Binary choice models

Summary

Given: a random sample: \(\left( y_i,x_i \right)\) where \(y_i\) can only take values 0 or 1 and \(x_i\) is \(k×1\)
Statistical model:

\[E\left( y_i|x_i \right)=P\left( y_i=1 \mid x_i \right)=G\left( x_i,β \right)\]

where \(G\) is a some given function of \(x_i\) and \(β\) with range \(\left[ 0,1 \right]\) and \(β\) is a vector of unknown parameters.
A common choice for \(G\) is

\[G\left( x_i,β \right)=F\left( x'_iβ \right)\]

where \(F\) is a much simpler function of only one variable from \(R\) to \(\left[ 0,1 \right]\) ( \(G\) is a function of 2 \(k\) variables)
If \(F\) is the CDF of a standard normal ,

\[F\left( w \right)=Φ\left( w \right)=\int_{-∞}^{w}{ \frac{1}{\sqrt{2π}}exp \left( - \frac{t^2}{2} \right)dt }\]

then our binary choice model is called a probit model .
If \(F\) is the CDF of a logistic distribution ,

\[F\left( w \right)=L\left( w \right)= \frac{1}{1+e^{-w}}= \frac{e^w}{1+e^w}\]

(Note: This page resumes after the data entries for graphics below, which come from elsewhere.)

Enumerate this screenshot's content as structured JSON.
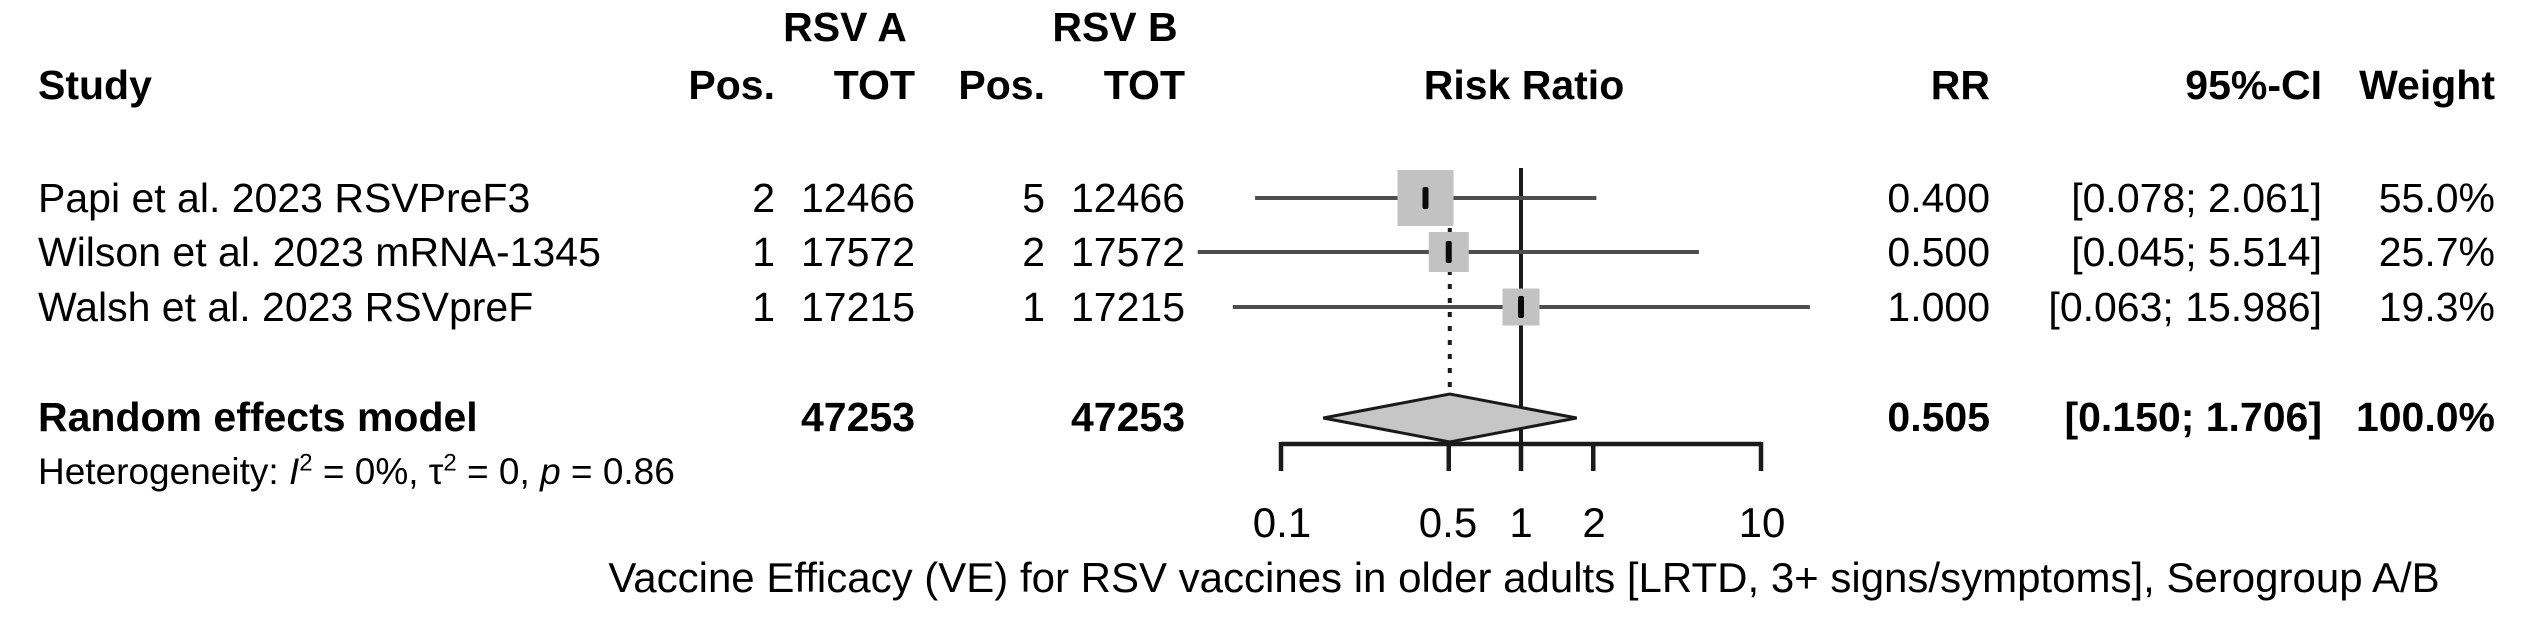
{
  "header": {
    "group_a": "RSV A",
    "group_b": "RSV B",
    "study": "Study",
    "pos_a": "Pos.",
    "tot_a": "TOT",
    "pos_b": "Pos.",
    "tot_b": "TOT",
    "risk_ratio": "Risk Ratio",
    "rr": "RR",
    "ci": "95%-CI",
    "weight": "Weight"
  },
  "chart_data": {
    "type": "forest",
    "title": "",
    "x_axis": {
      "scale": "log10",
      "ticks": [
        0.1,
        0.5,
        1,
        2,
        10
      ],
      "tick_labels": [
        "0.1",
        "0.5",
        "1",
        "2",
        "10"
      ],
      "axis_range": [
        0.1,
        10
      ],
      "reference_line": 1.0,
      "pooled_dashed_line": 0.505
    },
    "studies": [
      {
        "name": "Papi et al. 2023 RSVPreF3",
        "pos_a": "2",
        "tot_a": "12466",
        "pos_b": "5",
        "tot_b": "12466",
        "rr": 0.4,
        "ci_low": 0.078,
        "ci_high": 2.061,
        "rr_label": "0.400",
        "ci_label": "[0.078; 2.061]",
        "weight_label": "55.0%",
        "weight_value": 0.55
      },
      {
        "name": "Wilson et al. 2023 mRNA-1345",
        "pos_a": "1",
        "tot_a": "17572",
        "pos_b": "2",
        "tot_b": "17572",
        "rr": 0.5,
        "ci_low": 0.045,
        "ci_high": 5.514,
        "rr_label": "0.500",
        "ci_label": "[0.045; 5.514]",
        "weight_label": "25.7%",
        "weight_value": 0.257
      },
      {
        "name": "Walsh et al. 2023 RSVpreF",
        "pos_a": "1",
        "tot_a": "17215",
        "pos_b": "1",
        "tot_b": "17215",
        "rr": 1.0,
        "ci_low": 0.063,
        "ci_high": 15.986,
        "rr_label": "1.000",
        "ci_label": "[0.063; 15.986]",
        "weight_label": "19.3%",
        "weight_value": 0.193
      }
    ],
    "pooled": {
      "name": "Random effects model",
      "tot_a": "47253",
      "tot_b": "47253",
      "rr": 0.505,
      "ci_low": 0.15,
      "ci_high": 1.706,
      "rr_label": "0.505",
      "ci_label": "[0.150; 1.706]",
      "weight_label": "100.0%"
    },
    "heterogeneity": {
      "prefix": "Heterogeneity: ",
      "i_sym": "I",
      "i_sup": "2",
      "seg1": " = 0%, ",
      "tau_sym": "τ",
      "tau_sup": "2",
      "seg2": " = 0, ",
      "p_sym": "p",
      "seg3": " = 0.86"
    },
    "caption": "Vaccine Efficacy (VE) for RSV vaccines in older adults [LRTD, 3+ signs/symptoms], Serogroup A/B"
  },
  "colors": {
    "text": "#000000",
    "ci_line": "#4d4d4d",
    "square_fill": "#c2c2c2",
    "marker": "#0a0a0a",
    "diamond_fill": "#c6c6c6",
    "axis_line": "#1a1a1a"
  }
}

then our binary choice model is called a logit model.
If \(F\left( w \right)=Φ\left( w \right)\) or \(F\left( w \right)=L\left( w \right)\) then \(F\) will have the following properties

\(F\left( 0 \right)=0\)
\(F\left( w \right)\) is strictly increasing
\(F\left( w \right)→1\) as \(w→∞\)
\(F\left( w \right)→0\) as \(w→-∞\)

The blue curve is the graph of \(Φ\left( w \right)\) while the red graph is the graph of \(L(w)\)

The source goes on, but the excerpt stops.